#Introduction
On my last data set I wanted to find a dataset that has a lot of columns and rows. The one I chose is from Melvin Matanos and his dataset on wine. This dataset has a lot of columns and my focus is trying to find the wine type with quality, quality_label,resiudal.sugar, alcohol, and wine_type. There can be some analysis done with these collected data.
#Step 1 Overview
library(knitr)
library(stringr)
library(tidyr)
library(dplyr)
##
## Attaching package: 'dplyr'
## The following objects are masked from 'package:stats':
##
## filter, lag
## The following objects are masked from 'package:base':
##
## intersect, setdiff, setequal, union
library(ggplot2)
require(ggplot2)
wine <- read.csv("https://raw.githubusercontent.com/Wilchau/Data607Project2/main/Data_3.csv")
head(wine)
## X fixed.acidity volatile.acidity citric.acid residual.sugar chlorides
## 1 0 7.0 0.17 0.74 12.8 0.05
## 2 1 7.7 0.64 0.21 2.2 0.08
## 3 2 6.8 0.39 0.34 7.4 0.02
## 4 3 6.3 0.28 0.47 11.2 0.04
## 5 4 7.4 0.35 0.20 13.9 0.05
## free.sulfure.dioxide total.sulfur.dioxide density pH sulphates alcohol
## 1 24 126 0.99420 3.26 0.38 12.2
## 2 32 133 0.99560 3.27 0.45 9.9
## 3 38 133 0.99212 3.18 0.44 12.0
## 4 61 183 0.99592 3.12 0.51 9.5
## 5 63 229 0.99888 3.11 0.50 8.9
## quality wine_type quality_label
## 1 8 white high
## 2 5 red low
## 3 7 white medium
## 4 6 white medium
## 5 6 white medium
#Step 2 Pull out the necessary variables Drinking wine is like an art-work. There are many variables that can contribute to the taste. First we can use select() to grab the necessary variables: quality, quality_label,resiudal.sugar, alcohol, and wine_type. Then I will focus on showing the statisitcal summary and focus on pH vs all the other variables.

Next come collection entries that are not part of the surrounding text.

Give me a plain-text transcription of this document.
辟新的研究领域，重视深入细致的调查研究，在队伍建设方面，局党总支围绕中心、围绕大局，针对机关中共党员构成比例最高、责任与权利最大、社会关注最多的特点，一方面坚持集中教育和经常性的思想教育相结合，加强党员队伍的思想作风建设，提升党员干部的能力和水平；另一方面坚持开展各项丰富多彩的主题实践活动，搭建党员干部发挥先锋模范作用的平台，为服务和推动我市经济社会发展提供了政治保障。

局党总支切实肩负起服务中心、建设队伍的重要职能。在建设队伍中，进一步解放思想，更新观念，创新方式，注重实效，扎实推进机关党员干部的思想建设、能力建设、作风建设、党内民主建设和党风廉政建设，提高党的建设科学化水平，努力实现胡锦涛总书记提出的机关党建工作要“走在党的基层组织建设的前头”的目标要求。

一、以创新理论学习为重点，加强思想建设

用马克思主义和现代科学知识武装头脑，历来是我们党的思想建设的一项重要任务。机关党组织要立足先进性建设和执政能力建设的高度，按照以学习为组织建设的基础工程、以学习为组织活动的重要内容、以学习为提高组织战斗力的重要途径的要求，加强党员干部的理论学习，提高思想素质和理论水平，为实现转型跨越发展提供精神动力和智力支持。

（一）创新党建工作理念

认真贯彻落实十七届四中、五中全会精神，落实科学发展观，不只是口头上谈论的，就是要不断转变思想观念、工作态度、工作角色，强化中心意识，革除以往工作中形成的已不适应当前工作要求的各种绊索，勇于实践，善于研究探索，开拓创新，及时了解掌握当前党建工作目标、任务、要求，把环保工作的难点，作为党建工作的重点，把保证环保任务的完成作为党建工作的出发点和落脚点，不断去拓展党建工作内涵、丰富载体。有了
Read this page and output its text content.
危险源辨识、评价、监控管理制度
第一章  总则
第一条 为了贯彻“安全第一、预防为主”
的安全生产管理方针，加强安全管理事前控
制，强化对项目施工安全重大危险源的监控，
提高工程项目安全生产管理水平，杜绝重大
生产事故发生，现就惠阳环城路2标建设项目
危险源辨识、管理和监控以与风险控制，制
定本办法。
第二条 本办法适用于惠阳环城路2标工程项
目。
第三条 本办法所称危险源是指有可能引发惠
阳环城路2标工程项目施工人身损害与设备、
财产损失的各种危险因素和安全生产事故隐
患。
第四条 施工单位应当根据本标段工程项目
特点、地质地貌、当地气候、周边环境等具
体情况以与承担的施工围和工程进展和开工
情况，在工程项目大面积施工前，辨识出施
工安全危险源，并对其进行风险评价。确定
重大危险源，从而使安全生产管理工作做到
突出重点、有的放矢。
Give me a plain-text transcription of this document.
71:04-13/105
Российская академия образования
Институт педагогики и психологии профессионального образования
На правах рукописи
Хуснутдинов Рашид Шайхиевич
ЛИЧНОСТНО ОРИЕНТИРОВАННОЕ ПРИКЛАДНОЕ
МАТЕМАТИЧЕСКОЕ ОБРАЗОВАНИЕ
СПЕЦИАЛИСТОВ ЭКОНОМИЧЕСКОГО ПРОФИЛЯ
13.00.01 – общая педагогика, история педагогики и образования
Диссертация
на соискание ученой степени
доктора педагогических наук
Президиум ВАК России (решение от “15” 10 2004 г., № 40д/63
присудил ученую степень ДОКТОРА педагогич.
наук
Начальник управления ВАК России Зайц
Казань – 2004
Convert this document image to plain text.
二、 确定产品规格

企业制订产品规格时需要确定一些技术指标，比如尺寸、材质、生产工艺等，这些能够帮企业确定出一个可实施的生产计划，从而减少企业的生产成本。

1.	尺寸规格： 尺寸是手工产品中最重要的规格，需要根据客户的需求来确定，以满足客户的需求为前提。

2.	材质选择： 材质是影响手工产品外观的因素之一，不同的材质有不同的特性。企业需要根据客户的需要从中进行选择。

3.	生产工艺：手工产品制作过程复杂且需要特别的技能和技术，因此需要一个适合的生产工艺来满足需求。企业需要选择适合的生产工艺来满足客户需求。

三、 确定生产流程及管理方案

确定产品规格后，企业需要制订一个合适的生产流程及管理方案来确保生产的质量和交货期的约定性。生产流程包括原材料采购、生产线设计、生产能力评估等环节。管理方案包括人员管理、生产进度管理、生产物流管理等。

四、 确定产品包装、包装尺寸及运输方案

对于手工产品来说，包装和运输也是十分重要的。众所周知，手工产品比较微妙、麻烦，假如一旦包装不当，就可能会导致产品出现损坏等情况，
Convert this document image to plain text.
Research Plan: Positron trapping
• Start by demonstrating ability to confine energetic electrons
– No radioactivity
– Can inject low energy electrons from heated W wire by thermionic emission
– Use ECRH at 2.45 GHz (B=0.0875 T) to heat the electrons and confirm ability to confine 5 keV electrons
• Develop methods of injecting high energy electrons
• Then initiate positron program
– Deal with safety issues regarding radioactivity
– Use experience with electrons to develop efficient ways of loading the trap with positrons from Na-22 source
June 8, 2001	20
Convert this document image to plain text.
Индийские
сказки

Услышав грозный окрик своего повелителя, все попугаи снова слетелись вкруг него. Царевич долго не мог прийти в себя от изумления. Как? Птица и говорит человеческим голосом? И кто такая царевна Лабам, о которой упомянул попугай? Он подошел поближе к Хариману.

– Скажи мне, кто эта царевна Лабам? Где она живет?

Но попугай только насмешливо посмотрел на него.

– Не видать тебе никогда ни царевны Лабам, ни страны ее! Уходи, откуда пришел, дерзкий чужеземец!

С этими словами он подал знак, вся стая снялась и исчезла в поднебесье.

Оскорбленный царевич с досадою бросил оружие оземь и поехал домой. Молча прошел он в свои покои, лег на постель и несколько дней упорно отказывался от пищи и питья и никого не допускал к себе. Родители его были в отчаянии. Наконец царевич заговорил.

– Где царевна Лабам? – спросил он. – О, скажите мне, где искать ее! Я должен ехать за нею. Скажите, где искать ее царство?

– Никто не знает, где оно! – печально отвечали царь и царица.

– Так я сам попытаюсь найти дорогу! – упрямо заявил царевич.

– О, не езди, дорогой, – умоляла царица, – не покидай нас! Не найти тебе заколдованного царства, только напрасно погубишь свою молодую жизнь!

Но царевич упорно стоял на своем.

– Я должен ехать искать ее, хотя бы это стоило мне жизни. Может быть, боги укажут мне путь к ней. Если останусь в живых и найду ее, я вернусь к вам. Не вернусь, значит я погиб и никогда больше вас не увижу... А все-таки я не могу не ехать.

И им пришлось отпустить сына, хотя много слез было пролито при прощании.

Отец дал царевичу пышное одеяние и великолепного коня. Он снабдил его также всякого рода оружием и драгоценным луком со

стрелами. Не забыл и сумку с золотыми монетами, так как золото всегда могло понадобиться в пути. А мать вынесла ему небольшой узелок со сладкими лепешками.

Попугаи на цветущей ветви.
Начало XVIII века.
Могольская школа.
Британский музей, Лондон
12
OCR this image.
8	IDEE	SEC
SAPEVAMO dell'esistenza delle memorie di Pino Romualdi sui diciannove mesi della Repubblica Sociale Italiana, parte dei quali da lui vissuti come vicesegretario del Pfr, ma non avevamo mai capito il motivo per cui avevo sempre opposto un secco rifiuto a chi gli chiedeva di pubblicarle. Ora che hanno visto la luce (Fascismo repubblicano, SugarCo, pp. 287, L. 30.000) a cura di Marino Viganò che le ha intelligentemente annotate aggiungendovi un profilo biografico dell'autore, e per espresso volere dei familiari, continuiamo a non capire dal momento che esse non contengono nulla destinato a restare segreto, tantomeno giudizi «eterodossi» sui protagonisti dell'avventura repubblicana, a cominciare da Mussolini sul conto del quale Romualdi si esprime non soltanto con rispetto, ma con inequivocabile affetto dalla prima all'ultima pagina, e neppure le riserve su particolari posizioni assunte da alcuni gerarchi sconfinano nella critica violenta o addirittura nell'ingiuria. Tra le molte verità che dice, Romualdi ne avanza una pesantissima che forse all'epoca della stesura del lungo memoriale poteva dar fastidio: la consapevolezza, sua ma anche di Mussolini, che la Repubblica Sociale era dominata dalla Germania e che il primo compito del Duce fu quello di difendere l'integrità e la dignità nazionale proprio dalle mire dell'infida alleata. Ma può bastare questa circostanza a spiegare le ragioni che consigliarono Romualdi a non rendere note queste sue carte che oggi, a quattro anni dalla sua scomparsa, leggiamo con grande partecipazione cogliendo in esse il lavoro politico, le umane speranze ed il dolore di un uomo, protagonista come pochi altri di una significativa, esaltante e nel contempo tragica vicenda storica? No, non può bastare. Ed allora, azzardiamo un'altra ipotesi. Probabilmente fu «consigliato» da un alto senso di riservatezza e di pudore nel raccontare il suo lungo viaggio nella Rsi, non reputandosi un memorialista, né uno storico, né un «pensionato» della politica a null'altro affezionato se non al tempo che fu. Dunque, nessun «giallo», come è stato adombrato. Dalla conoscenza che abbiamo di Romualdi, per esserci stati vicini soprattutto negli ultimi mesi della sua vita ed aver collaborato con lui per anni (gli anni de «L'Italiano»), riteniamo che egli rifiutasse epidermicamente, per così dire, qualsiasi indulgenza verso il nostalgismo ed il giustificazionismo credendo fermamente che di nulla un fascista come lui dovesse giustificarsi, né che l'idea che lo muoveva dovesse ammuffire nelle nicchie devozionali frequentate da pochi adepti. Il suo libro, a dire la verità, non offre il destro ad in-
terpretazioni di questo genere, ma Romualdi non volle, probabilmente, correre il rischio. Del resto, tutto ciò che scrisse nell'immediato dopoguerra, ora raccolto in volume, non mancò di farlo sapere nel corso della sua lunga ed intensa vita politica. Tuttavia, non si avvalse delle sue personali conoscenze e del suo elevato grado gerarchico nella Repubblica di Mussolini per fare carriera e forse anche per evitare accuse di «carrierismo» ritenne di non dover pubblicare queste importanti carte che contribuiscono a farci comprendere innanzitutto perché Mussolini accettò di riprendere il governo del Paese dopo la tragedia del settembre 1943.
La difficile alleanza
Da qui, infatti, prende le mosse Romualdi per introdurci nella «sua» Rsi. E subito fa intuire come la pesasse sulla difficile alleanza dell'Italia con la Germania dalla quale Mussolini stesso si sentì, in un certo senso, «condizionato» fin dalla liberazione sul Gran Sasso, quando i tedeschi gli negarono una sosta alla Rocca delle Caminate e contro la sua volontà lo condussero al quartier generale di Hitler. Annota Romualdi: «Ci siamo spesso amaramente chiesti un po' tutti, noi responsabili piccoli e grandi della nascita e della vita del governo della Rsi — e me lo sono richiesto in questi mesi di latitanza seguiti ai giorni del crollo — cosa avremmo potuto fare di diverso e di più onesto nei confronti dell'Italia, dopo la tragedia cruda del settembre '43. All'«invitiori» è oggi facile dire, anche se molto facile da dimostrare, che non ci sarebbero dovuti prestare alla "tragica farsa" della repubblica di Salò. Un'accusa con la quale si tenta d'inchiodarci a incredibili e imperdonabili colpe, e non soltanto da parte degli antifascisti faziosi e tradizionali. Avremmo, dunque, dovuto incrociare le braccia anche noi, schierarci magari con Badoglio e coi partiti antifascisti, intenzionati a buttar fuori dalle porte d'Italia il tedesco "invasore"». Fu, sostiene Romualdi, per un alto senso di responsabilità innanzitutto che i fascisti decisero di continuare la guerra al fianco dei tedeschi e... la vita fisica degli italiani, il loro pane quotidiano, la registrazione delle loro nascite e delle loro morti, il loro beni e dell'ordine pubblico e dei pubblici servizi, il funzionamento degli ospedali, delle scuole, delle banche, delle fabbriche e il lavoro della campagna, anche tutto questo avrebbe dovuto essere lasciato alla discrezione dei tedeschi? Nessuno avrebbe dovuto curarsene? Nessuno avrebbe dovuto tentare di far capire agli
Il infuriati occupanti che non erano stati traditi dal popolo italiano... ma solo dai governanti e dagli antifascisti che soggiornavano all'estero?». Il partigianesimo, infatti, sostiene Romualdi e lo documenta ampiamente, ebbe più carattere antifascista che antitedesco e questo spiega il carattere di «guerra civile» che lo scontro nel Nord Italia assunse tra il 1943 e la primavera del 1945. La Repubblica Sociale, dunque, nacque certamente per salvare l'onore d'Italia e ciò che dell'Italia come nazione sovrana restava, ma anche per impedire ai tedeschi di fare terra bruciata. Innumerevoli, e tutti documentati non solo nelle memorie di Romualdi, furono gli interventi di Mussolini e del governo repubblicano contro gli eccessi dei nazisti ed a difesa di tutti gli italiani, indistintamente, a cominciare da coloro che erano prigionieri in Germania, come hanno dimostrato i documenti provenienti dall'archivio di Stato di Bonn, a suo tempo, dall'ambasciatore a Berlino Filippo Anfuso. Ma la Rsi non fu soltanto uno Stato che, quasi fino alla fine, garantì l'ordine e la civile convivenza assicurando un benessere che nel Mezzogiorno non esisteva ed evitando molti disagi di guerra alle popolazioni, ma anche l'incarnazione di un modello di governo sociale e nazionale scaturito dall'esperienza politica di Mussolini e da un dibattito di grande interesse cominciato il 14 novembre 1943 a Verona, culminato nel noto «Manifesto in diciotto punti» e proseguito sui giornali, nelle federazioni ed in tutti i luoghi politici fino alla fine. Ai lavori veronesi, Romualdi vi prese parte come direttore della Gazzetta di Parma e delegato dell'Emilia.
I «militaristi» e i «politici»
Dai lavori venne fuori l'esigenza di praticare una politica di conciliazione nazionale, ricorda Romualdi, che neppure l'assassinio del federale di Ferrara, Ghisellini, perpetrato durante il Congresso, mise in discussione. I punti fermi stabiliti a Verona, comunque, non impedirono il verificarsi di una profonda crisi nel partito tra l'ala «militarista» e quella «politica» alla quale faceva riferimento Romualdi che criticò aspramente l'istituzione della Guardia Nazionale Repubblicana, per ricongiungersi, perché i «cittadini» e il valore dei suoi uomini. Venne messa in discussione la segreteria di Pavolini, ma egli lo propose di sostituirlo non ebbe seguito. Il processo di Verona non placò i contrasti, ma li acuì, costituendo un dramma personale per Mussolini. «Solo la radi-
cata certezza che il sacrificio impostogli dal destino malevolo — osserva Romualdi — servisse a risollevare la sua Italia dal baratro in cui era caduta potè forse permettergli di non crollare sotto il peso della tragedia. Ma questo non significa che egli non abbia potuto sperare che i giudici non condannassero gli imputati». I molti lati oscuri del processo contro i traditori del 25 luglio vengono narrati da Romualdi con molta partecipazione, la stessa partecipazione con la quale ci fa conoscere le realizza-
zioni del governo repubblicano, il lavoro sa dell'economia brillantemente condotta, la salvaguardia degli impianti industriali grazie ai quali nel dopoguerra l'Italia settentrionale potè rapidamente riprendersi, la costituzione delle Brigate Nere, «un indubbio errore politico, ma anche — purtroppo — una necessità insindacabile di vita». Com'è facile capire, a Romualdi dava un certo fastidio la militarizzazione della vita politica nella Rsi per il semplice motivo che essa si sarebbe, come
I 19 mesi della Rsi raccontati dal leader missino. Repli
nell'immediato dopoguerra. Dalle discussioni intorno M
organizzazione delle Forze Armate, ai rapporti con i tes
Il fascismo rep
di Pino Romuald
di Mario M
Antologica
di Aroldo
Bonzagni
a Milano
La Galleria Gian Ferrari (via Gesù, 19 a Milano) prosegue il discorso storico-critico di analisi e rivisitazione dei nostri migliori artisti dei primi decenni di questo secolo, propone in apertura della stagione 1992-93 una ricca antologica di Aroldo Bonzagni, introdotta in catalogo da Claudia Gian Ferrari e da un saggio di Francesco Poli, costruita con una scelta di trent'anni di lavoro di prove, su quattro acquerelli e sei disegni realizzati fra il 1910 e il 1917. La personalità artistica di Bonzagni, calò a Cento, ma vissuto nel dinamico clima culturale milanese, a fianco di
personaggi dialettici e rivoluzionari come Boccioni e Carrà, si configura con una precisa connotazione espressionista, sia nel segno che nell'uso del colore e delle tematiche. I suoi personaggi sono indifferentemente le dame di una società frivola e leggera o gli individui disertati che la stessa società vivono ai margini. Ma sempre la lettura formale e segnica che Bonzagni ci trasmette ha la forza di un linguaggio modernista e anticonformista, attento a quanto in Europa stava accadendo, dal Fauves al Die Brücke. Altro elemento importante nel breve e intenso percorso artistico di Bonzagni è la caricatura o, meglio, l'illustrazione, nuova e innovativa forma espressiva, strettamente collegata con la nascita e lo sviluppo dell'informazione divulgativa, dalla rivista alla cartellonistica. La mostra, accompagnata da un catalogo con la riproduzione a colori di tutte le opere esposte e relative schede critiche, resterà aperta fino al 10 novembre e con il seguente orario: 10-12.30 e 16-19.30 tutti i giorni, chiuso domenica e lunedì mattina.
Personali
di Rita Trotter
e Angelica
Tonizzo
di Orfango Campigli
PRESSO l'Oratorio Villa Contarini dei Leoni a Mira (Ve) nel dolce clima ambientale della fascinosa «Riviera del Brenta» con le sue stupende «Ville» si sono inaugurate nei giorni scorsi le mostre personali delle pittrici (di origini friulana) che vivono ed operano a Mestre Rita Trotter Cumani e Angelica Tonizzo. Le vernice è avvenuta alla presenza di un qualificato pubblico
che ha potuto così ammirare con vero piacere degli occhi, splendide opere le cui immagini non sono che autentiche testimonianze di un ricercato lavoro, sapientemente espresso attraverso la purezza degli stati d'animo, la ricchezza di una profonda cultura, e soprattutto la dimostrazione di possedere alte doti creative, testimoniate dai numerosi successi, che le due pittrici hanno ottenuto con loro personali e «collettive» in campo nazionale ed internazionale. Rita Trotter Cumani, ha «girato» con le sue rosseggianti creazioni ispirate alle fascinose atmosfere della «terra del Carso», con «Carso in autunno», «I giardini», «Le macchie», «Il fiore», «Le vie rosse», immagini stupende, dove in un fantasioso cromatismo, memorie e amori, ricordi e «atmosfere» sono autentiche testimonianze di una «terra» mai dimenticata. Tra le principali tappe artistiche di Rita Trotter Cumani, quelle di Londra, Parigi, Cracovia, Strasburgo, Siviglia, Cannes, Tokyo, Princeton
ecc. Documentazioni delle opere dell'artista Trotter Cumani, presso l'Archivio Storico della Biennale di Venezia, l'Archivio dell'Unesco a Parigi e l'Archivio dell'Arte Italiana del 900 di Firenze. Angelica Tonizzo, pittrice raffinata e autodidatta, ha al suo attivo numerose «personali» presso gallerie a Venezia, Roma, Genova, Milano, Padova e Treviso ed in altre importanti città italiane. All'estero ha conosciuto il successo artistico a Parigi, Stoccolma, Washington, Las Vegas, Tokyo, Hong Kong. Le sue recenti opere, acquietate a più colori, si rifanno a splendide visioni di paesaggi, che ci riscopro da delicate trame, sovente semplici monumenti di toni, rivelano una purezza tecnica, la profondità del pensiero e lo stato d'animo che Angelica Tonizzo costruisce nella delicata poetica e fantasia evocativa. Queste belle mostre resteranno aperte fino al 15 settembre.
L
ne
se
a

wine_df <-select(wine,X,residual.sugar,pH,alcohol,quality,wine_type,quality_label)
summary(wine_df)
## X residual.sugar pH alcohol quality
## Min. :0 Min. : 2.2 Min. :3.110 Min. : 8.9 Min. :5.0
## 1st Qu.:1 1st Qu.: 7.4 1st Qu.:3.120 1st Qu.: 9.5 1st Qu.:6.0
## Median :2 Median :11.2 Median :3.180 Median : 9.9 Median :6.0
## Mean :2 Mean : 9.5 Mean :3.188 Mean :10.5 Mean :6.4
## 3rd Qu.:3 3rd Qu.:12.8 3rd Qu.:3.260 3rd Qu.:12.0 3rd Qu.:7.0
## Max. :4 Max. :13.9 Max. :3.270 Max. :12.2 Max. :8.0
## wine_type quality_label
## Length:5 Length:5
## Class :character Class :character
## Mode :character Mode :character
##
##
##
ggplot(data=wine_df, aes(x=pH, y=quality, group=1)) +
geom_line()+
geom_point()
ggplot(data=wine_df, aes(x=pH, y=alcohol, group=1)) +
geom_line()+
geom_point()
ggplot(data=wine_df, aes(x=pH, y=residual.sugar, group=1)) +
geom_line()+
geom_point()
Based on this obsersation. From my reading that pH affects the texture
of the wine. I can see around pH 3.15-3.25 there is an optimal pH level
for wine that can have peak sugar, quality, and alcoholical level. Once
it goes past 3.25 pH level the wine can be a little bit more basic and
as a result can decrease the quality of the wine. When we look at the
statistical summary: Median :3.180. This shows that most wine that is
around this point has the optimal level of quality.
#Conclusion Don’t let your wine become basic or else the quality will decrease drastically.